In most hunting situations you rarely see other hunters, with two major exceptions – pheasant season (Oct. 1-Dec. 31) and deer season (archery Sept. 15-Dec. 15; muzzleloader and firearms Oct. 28-Dec. 3). This is because of pheasant stocking sites and deer season’s still hunters, which means its vitally important for outdoor enthusiasts to wear an article of blaze orange clothing during these seasons. Whether you are a hunter or a non-hunter, you need to be seen by other hunters.

The hunter is responsible for controlling the muzzle of their gun, as well as identifying the target and what’s behind the target, and blaze orange helps with that identification.
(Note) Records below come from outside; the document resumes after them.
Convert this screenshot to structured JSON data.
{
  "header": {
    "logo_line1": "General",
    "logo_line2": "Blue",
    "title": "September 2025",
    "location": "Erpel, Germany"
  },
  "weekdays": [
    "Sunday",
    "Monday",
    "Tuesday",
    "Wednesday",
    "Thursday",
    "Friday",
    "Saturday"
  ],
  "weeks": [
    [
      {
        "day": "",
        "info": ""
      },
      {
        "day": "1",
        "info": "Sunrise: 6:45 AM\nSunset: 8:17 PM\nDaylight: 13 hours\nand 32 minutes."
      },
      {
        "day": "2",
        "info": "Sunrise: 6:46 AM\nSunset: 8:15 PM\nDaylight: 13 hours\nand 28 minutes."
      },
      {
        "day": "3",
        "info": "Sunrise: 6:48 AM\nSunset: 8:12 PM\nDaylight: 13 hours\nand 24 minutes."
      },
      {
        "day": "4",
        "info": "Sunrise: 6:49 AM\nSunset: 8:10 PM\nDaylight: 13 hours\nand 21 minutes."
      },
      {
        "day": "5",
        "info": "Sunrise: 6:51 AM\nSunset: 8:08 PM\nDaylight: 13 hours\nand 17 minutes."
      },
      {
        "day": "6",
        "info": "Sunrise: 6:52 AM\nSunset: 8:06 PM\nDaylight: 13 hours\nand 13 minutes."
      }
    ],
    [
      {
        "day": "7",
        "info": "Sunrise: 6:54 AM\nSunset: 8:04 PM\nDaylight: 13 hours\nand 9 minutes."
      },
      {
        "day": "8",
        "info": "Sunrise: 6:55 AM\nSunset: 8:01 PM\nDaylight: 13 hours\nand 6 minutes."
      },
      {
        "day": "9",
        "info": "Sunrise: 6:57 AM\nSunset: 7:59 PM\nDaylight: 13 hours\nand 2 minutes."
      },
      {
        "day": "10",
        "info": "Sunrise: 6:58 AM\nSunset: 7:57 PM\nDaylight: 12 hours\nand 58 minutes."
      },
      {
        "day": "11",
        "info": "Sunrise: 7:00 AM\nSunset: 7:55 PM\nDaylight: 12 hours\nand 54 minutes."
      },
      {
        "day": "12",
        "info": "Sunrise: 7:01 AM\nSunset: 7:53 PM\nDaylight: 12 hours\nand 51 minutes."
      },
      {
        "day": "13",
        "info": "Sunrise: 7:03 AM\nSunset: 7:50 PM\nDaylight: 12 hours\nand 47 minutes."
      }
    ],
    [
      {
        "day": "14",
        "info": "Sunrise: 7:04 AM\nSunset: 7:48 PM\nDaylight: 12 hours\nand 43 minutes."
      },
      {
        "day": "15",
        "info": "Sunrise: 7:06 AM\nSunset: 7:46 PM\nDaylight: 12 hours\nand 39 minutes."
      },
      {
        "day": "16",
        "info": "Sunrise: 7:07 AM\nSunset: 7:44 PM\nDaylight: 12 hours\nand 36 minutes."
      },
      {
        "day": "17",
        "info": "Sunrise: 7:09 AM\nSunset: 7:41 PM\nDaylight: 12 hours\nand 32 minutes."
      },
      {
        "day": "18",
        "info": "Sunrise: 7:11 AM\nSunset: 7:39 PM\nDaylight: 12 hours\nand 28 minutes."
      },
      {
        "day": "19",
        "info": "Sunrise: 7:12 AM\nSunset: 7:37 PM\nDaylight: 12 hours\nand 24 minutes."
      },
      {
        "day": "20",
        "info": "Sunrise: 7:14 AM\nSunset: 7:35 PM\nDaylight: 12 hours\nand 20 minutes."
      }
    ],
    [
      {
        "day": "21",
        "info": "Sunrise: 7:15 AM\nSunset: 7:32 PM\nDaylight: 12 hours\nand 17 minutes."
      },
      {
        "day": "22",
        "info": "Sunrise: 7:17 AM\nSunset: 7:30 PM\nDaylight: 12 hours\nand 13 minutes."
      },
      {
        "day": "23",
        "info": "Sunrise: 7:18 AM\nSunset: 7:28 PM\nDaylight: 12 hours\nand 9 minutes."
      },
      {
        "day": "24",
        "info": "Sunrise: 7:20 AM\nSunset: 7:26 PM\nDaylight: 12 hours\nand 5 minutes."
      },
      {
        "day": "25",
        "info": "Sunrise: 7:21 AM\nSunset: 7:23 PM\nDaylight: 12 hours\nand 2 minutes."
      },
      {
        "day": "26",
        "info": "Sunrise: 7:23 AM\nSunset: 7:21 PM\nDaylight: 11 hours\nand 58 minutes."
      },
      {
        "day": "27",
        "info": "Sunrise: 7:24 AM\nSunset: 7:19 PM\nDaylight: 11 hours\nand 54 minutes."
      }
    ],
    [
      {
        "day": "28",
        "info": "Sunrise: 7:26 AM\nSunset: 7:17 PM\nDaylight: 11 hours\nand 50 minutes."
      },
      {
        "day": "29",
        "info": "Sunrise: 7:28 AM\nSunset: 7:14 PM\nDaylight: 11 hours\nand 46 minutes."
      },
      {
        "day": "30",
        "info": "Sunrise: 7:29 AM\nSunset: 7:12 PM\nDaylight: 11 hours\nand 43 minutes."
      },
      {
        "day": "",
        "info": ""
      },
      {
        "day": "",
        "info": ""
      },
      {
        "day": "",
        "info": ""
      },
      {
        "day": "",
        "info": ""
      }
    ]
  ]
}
The advent of the fluorescent color has helped reduce hunting incidents nationwide.

Overall, New Hampshire has an excellent record for hunter safety, which is largely attributable to hunter education classes and the wearing of blaze orange. Hunter education classes became mandatory in the 1970’s for first-time hunters. During the ’60s, there was an average of 21.4 incidents per year. Fewer incidents have occurred each decade since, with an average of 3.4 incidents per year since 2002.

It’s also the time of year again when drivers need to heed the “Brake for Moose” signs because moose are on the move. October is mating season for moose and they are in active pursuit of a mate.

Moose Project Leader Kristine Rines advises motorists to see and react quickly if you see a moose on or near the roadway. She also offers these tips to avoid colliding with a moose:

Drive no faster than 55 miles per hour, especially at night, dusk and dawn.

Use high beams when possible.

Be ready to stop within the zone of your headlights.

Scan the sides of the roads as you drive.

If you see a moose, expect it to run in front of you, so slow down.

Peak interest

A new report by the U.S. Fish and Wildlife Service shows that 101.6 million Americans, 40 percent of the U.S. population 16 years old and older participated in wildlife-related activities such as hunting, fishing and wildlife watching in 2016.

The survey illustrates national gains in wildlife watching and fishing, with moderate declines in the number of hunters. The findings reflect a continued interest in engaging in the outdoors. These activities are drivers behind an economic powerhouse, where participants spent $156 billion, the most in the last 25 years.